I’ve written before about how my expectations for myself are often too high. I tend to expect myself to be amazing at everything—work, school, homemaking, health and fitness—literally everything. And when I fail to live up to my expectations, I feel guilty and ashamed—as though I am somehow “less” when I’m not doing all the things.

But here’s the thing: no one can do it all. We have to choose what we’re going to prioritize. And we have to be willing to let some of the other stuff go.

It’s okay to say no

The holidays can be hectic. There are so many things to do and people to see and events to attend that sometimes it feels like we don’t even have time to think. And after all that comes a new year, and if you’re anything like me, your calendar is already rapidly filling up.

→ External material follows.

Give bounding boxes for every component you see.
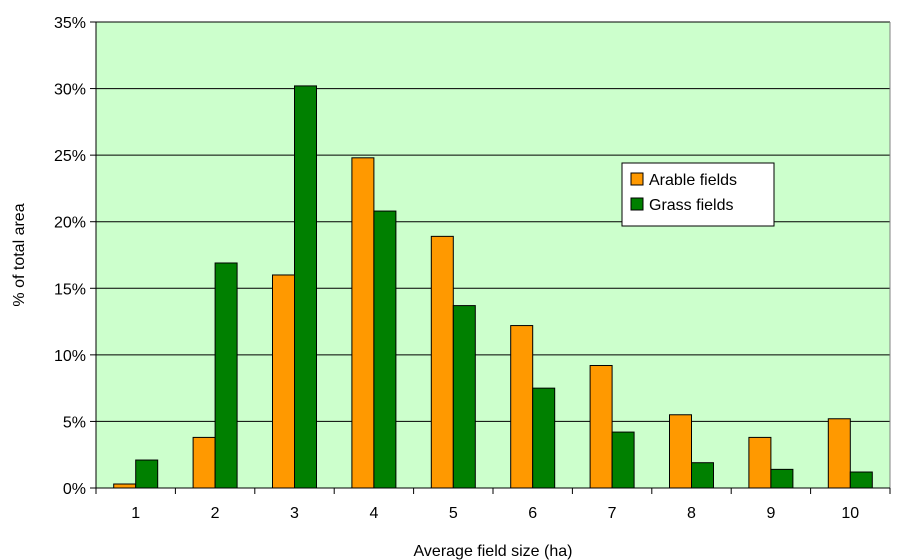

May I encourage you to do one thing? Give yourself permission to slow down.

You can’t give the same attention to everything—so choose what activities and goals are a priority for you right now, and let other things take a backseat for a while.

Choosing to let some things go for a season allows you to slow down. It helps you break out of the cycle of days crammed too full of too much. It creates margin, giving you space to rest, to breathe, to be.

It takes the pressure off.

Let’s lay the unnecessary clutter in our lives aside for a few days. Let’s give ourselves space to enjoy the holidays, to be present. Let’s forget about all our self-imposed expectations.

Let’s slow it down.

Have you ever been forced to slow it down? Is there an area of your life where you could take the pressure off a little bit?